Many experts have argued that without economic inclusion, deepening financial inclusion will continue to be a herculean task.
Many rural dwellers complain that banks are too far from where they stay and to exacerbate the already anaemic position of these people is the cumbersomeness of the requirements for opening new accounts.
An industry expert who doesn’t want his name mentioned said that to overcome these obstacles banks will have to introduce multiple products to one person.
Banks in the country are carrying about 26 million dormant accounts in their books, representing over 30 per cent of their total customer account base.
According to the banking industry customer accounts data of the Nigerian Inter Bank Settlement Scheme, NIBSS the total bank accounts in the records of the various banks in Nigeria last year were 85 million, of which 59 million were active.
About 112 million Nigerians (representing 67.1 per cent) of the country’s total population of 167million are living below poverty line, according to a recent report by the National Bureau of Statistics (NBS).
Africa’s most populous nation, regulators may have to change their rules to ensure flexibility.
For instance, in India, the former head of the Reserve Bank of India (RBI), Raghuram Rajan, said the country needed to continue fine-tuning rules on collateral and interest rates to ensure financial institutions have enough incentives to keep lending to the poor.
This means there is an urgent need to reduce the ceiling rates for loans provided by microfinance banks.
In Nigeria, microfinance banks and other financial institutions lend at an outrageous rate to small businesses to the detriment of economic growth and development, as the informal sector is the highest employer of labour.
Micro-finance industry provides small loans to individuals arranged through a pay group or organisation.
Policy makers in Nigeria have to introduce or formulate policies that will deepen FI as the country lags behind its fellow sub-Saharan Africa peers in making more people use financial institutions.
An enlightening Brookings Institution report recently ranked 21 developing countries on their support for fostering access to financial services and Nigeria was disappointingly not among the top five countries. The top five countries were Kenya, South Africa, Brazil, Rwanda and Uganda.

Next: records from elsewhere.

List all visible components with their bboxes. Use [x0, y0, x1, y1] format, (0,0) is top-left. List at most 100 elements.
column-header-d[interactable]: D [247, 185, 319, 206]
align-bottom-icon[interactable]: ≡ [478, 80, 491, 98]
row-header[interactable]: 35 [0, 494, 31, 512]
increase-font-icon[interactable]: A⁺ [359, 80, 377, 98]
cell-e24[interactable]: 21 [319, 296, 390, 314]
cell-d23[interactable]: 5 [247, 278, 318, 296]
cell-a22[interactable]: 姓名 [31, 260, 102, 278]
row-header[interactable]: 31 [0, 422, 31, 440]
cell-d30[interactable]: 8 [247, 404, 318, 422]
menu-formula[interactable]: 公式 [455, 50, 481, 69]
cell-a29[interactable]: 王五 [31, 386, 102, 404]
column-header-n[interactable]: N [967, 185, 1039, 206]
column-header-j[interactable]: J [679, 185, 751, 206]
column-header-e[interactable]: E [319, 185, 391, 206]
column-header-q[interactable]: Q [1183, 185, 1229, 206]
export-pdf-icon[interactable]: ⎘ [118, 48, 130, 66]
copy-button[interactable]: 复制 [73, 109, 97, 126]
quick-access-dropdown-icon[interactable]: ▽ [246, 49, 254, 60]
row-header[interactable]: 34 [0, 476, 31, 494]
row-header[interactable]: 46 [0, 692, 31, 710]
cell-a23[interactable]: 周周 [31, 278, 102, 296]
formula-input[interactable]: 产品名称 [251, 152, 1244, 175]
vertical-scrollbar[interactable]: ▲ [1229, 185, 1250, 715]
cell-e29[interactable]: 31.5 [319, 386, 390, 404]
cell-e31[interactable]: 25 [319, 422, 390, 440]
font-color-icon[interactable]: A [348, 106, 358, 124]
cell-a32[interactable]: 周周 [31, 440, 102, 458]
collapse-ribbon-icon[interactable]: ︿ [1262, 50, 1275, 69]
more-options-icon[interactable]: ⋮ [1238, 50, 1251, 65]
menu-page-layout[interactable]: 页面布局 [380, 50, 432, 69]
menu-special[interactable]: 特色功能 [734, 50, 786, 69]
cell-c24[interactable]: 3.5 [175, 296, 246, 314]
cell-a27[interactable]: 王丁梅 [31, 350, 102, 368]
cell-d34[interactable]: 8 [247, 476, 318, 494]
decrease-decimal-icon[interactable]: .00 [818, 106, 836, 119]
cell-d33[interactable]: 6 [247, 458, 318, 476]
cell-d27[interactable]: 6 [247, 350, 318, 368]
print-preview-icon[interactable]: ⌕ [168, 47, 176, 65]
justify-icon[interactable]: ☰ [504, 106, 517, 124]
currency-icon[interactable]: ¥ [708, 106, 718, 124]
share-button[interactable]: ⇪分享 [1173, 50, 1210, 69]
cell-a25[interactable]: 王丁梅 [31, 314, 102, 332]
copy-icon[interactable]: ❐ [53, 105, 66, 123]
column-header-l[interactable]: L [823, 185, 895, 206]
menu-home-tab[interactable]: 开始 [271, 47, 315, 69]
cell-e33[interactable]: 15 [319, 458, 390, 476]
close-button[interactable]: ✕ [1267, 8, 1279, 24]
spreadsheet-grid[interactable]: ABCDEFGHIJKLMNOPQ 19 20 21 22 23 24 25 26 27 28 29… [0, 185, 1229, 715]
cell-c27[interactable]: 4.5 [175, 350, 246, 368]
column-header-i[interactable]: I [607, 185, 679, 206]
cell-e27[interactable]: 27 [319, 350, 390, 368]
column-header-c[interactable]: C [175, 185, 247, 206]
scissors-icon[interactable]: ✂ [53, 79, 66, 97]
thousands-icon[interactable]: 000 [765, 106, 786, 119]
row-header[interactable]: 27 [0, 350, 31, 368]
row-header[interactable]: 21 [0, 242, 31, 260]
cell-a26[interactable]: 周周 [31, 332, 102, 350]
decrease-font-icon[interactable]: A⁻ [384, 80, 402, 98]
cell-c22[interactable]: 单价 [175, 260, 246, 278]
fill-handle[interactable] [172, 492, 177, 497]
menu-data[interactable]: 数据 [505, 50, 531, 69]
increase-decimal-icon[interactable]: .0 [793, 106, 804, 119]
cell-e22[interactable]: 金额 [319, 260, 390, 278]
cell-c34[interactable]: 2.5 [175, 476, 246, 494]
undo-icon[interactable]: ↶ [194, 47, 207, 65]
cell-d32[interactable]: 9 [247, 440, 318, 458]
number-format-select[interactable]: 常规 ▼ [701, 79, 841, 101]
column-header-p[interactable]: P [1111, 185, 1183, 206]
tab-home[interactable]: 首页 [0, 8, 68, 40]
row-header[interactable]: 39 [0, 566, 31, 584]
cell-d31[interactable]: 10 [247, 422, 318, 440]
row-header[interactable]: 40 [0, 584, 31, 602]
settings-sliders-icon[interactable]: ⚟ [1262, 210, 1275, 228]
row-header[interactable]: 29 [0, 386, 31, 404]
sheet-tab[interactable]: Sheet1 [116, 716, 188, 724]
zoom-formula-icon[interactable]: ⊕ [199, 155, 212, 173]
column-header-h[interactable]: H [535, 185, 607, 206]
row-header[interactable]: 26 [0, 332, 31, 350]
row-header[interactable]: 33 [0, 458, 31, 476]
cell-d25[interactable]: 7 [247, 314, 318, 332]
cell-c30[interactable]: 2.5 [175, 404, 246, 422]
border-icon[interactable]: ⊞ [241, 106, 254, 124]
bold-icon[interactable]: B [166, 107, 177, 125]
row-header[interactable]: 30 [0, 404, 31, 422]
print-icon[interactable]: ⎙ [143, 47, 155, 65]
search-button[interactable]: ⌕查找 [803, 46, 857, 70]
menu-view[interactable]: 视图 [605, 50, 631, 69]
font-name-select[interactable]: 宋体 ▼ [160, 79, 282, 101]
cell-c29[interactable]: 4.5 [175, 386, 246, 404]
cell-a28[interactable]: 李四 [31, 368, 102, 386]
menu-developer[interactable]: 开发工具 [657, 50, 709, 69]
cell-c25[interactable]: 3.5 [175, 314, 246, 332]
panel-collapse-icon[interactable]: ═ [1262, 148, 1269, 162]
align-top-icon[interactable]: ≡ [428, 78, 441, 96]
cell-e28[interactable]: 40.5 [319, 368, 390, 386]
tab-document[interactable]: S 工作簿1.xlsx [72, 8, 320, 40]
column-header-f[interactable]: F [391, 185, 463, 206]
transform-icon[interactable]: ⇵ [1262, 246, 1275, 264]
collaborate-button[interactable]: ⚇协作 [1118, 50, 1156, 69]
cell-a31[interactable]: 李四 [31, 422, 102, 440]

The issue of FI is a global phenomenon, as 38 percent of the world’s adults- more than 2 billion people have no bank accounts or savings or borrowing capacity, according to the World Bank. According to the Central Bank of Nigeria (CBN), 65 percent of Nigeria’s population of 180 million people do not have access to the services of financial institutions. That means 63 million people are shut out of banking sector services.
The apex bank is working assiduously to ensure that more people are banked and recently introduced the Agency Banking (AB) model. The AB is expected to provide services such as cash withdrawal and deposit, bill payments, payment of salaries, funds transfer and balance inquiry.